THE PREVENTION OF TERRORISM ACT 2005
Under this Act, the government can impose “control orders” on anyone they suspect might be involved in “terrorism-related” activity.
The person subjected to a control order does not get a trial, is not charged with anything, and may have the evidence or accusations against them withheld from them or their lawyers.
Terrorism is defined as in Section 1 of the Terrorism Act 2000
THE SERIOUS ORGANISED CRIME AND POLICE ACT 2005
Sets up the Serious Organised Crime Agency (SOCA).
All offences, no matter how trivial, are now arrestable, granting powers to obtain DNA, intimate samples, fingerprints and photographs of those arrested, to be retained on file regardless of whether the suspect is charged with or convicted of an offence. (Don’t discard your cigarette butt).
Protesters, even a single protester, must apply at least 24 hours (and more normally 6 days) in advance for a permit to protest within 1km of Parliament, or any other designated place.
LEGISLATIVE AND REGULATORY REFORM ACT 2006
Originally drafted in terms which would have made this an Enabling Act, the diluted text with some safeguards introduced remains the second part of Enabling Act thinking.
By this, Ministers can, with minimal Parliamentary scrutiny, modify and enact regulations, interpretations, resources targeting and law.
IMMIGRATION, ASYLUM AND NATIONALITY ACT 2006
Further powers tor restrict the rights of immigrants and asylum seekers.
Sections 56 and 57 modify the British Nationality Act (1981) to permit the Home Secretary to deprive a person of citizenship or the right of abode.
TERRORISM ACT 2006
Further clarification of offences of glorification etc.
Extends detention period. (currently 28 days, government planning further attempt at 42 days).
IDENTITY CARDS ACT 2006
Well publicised. Well, just Read and weep.
I could go on, and on, there is just so much more.
If I began to start listing all the abuses of the above legislation, being used for purposes other than it was designed then this posting would be so long……
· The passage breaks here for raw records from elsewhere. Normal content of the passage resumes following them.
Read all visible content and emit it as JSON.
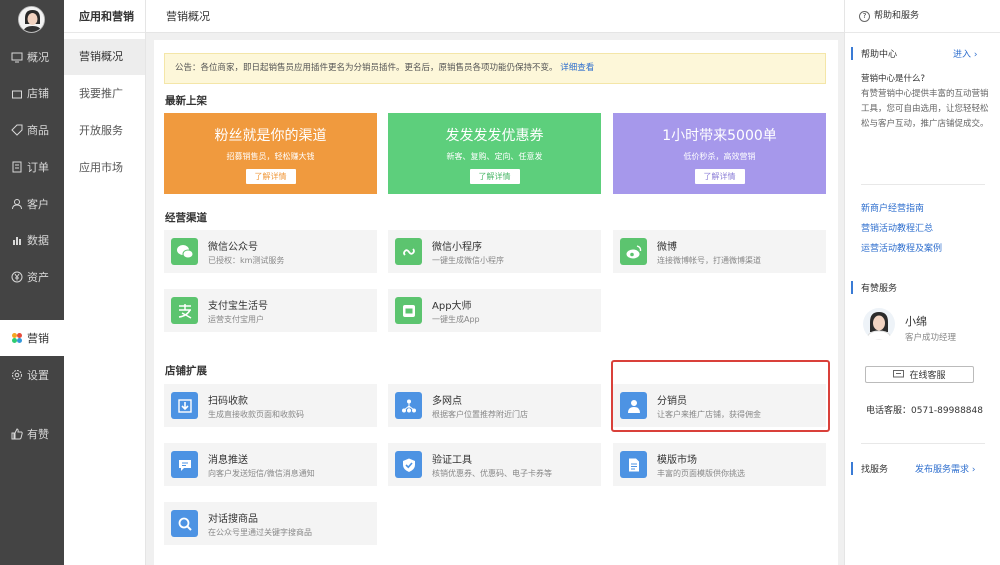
{
  "nav": {
    "items": [
      "概况",
      "店铺",
      "商品",
      "订单",
      "客户",
      "数据",
      "资产",
      "营销",
      "设置",
      "有赞"
    ]
  },
  "subnav": {
    "title": "应用和营销",
    "items": [
      "营销概况",
      "我要推广",
      "开放服务",
      "应用市场"
    ]
  },
  "topbar": {
    "title": "营销概况"
  },
  "notice": {
    "text": "公告：各位商家，即日起销售员应用插件更名为分销员插件。更名后，原销售员各项功能仍保持不变。",
    "link": "详细查看"
  },
  "sections": {
    "latest": "最新上架",
    "channels": "经营渠道",
    "expand": "店铺扩展"
  },
  "banners": [
    {
      "title": "粉丝就是你的渠道",
      "sub": "招募销售员，轻松赚大钱",
      "btn": "了解详情",
      "color": "#f09a3e",
      "btn_color": "#f09a3e"
    },
    {
      "title": "发发发发优惠券",
      "sub": "新客、复购、定向、任意发",
      "btn": "了解详情",
      "color": "#5dcf7c",
      "btn_color": "#4cb86a"
    },
    {
      "title": "1小时带来5000单",
      "sub": "低价秒杀，高效营销",
      "btn": "了解详情",
      "color": "#a698eb",
      "btn_color": "#8e80d8"
    }
  ],
  "channels": [
    {
      "name": "微信公众号",
      "desc": "已授权：km测试服务",
      "icon": "wechat-icon",
      "color": "#5cc46f"
    },
    {
      "name": "微信小程序",
      "desc": "一键生成微信小程序",
      "icon": "mini-program-icon",
      "color": "#5cc46f"
    },
    {
      "name": "微博",
      "desc": "连接微博帐号，打通微博渠道",
      "icon": "weibo-icon",
      "color": "#5cc46f"
    },
    {
      "name": "支付宝生活号",
      "desc": "运营支付宝用户",
      "icon": "alipay-icon",
      "color": "#5cc46f"
    },
    {
      "name": "App大师",
      "desc": "一键生成App",
      "icon": "app-icon",
      "color": "#5cc46f"
    }
  ],
  "expand": [
    {
      "name": "扫码收款",
      "desc": "生成直接收款页面和收款码",
      "icon": "scan-pay-icon",
      "color": "#4d93e3"
    },
    {
      "name": "多网点",
      "desc": "根据客户位置推荐附近门店",
      "icon": "multi-store-icon",
      "color": "#4d93e3"
    },
    {
      "name": "分销员",
      "desc": "让客户来推广店铺，获得佣金",
      "icon": "distributor-icon",
      "color": "#4d93e3"
    },
    {
      "name": "消息推送",
      "desc": "向客户发送短信/微信消息通知",
      "icon": "message-icon",
      "color": "#4d93e3"
    },
    {
      "name": "验证工具",
      "desc": "核销优惠券、优惠码、电子卡券等",
      "icon": "verify-icon",
      "color": "#4d93e3"
    },
    {
      "name": "模版市场",
      "desc": "丰富的页面模版供你挑选",
      "icon": "template-icon",
      "color": "#4d93e3"
    },
    {
      "name": "对话搜商品",
      "desc": "在公众号里通过关键字搜商品",
      "icon": "search-goods-icon",
      "color": "#4d93e3"
    }
  ],
  "right": {
    "head": "帮助和服务",
    "help_title": "帮助中心",
    "help_enter": "进入 ›",
    "help_q": "营销中心是什么?",
    "help_text": "有赞营销中心提供丰富的互动营销工具，您可自由选用，让您轻轻松松与客户互动，推广店铺促成交。",
    "links": [
      "新商户经营指南",
      "营销活动教程汇总",
      "运营活动教程及案例"
    ],
    "service_title": "有赞服务",
    "person_name": "小绵",
    "person_role": "客户成功经理",
    "online_btn": "在线客服",
    "phone_label": "电话客服：",
    "phone": "0571-89988848",
    "svc2_title": "找服务",
    "svc2_link": "发布服务需求 ›"
  }
}
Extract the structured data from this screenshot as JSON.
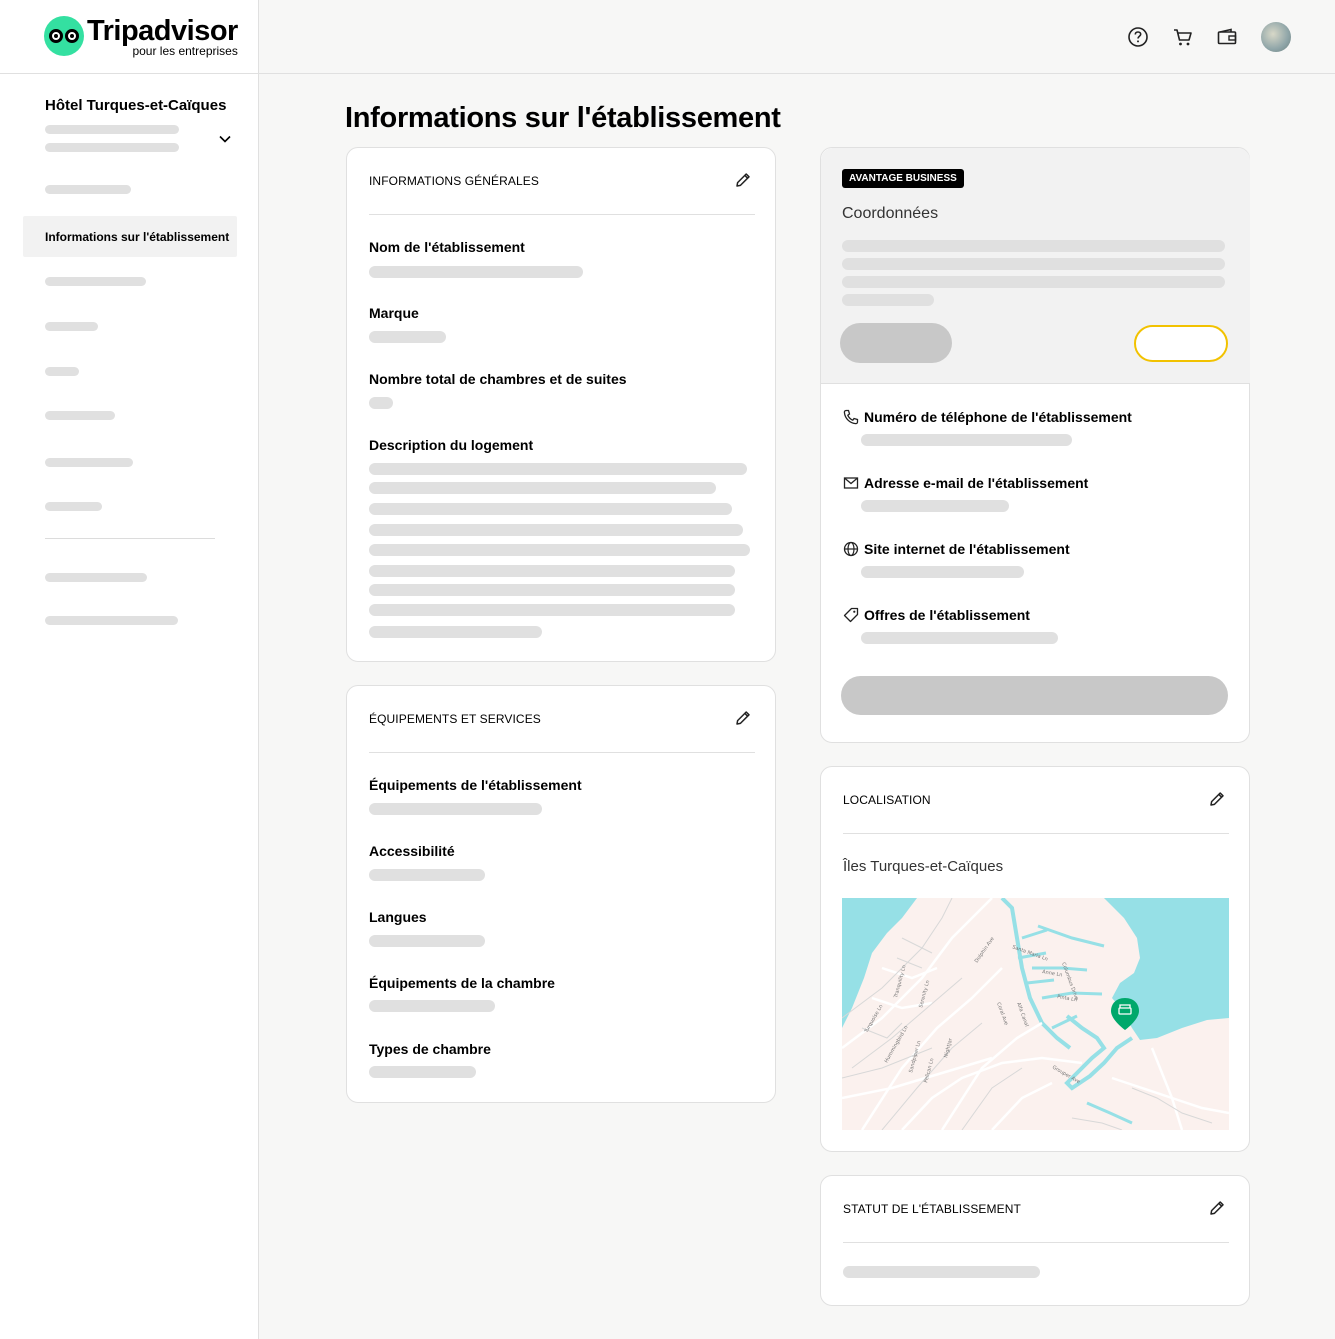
{
  "brand": {
    "name": "Tripadvisor",
    "subtitle": "pour les entreprises"
  },
  "sidebar": {
    "hotel_name": "Hôtel Turques-et-Caïques",
    "active_item": "Informations sur l'établissement"
  },
  "topbar": {
    "icons": [
      "help-icon",
      "cart-icon",
      "wallet-icon"
    ]
  },
  "page": {
    "title": "Informations sur l'établissement"
  },
  "general_info": {
    "heading": "INFORMATIONS GÉNÉRALES",
    "fields": [
      "Nom de l'établissement",
      "Marque",
      "Nombre total de chambres et de suites",
      "Description du logement"
    ]
  },
  "amenities": {
    "heading": "ÉQUIPEMENTS ET SERVICES",
    "fields": [
      "Équipements de l'établissement",
      "Accessibilité",
      "Langues",
      "Équipements de la chambre",
      "Types de chambre"
    ]
  },
  "business": {
    "badge": "AVANTAGE BUSINESS",
    "title": "Coordonnées",
    "contacts": [
      "Numéro de téléphone de l'établissement",
      "Adresse e-mail de l'établissement",
      "Site internet de l'établissement",
      "Offres de l'établissement"
    ]
  },
  "location": {
    "heading": "LOCALISATION",
    "place": "Îles Turques-et-Caïques"
  },
  "status": {
    "heading": "STATUT DE L'ÉTABLISSEMENT"
  },
  "colors": {
    "brand_green": "#34e0a1",
    "map_water": "#96e0e6",
    "map_land": "#fbf1ee",
    "pin": "#00a86b",
    "accent_yellow": "#f2c200"
  }
}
I could mention the Orwellian Newspeak introduced by NuLabour, I could mention the Targeted Messaging and propaganda, I could mention the perpetual war against an ever changing enemy, I could mention the big brother TV Licencing warning ads, I could mention that every Government department now encourages you to shop your neighbour, I could mention government sponsored health facists telling us what to eat and drink, how to live, I could mentioned a lost count of bans for things from fox hunting to smoking, I could mention local authorities using children to spy on parents, I could mention that we may no longer simply live by the rule of law, but by legislation for everything we do, legislation for everything we cannot do, and legislation for what we might do. No longer free thought, the state will do that for you.
The State does not need this information, the State abuses this information, and the State has no right to this information.
It seems that our leaders (sic) so far removed from reality that they cannot see what harm they do.
Again, sorry for the length of this comment, but it is not until people begin to join the dots and produce lists like this one, that you will see just how big the problem is.
Remember that the public out there soon forgets the arguments over legislation that were had last year.
Thank you for listening.
Ian Parker-Joseph
Leader – Libertarian Party UK
In the comment above, Ian has just given me Reason # 178 why I am glad to be an American.
James
The more corrupt the state, the more numerous the laws.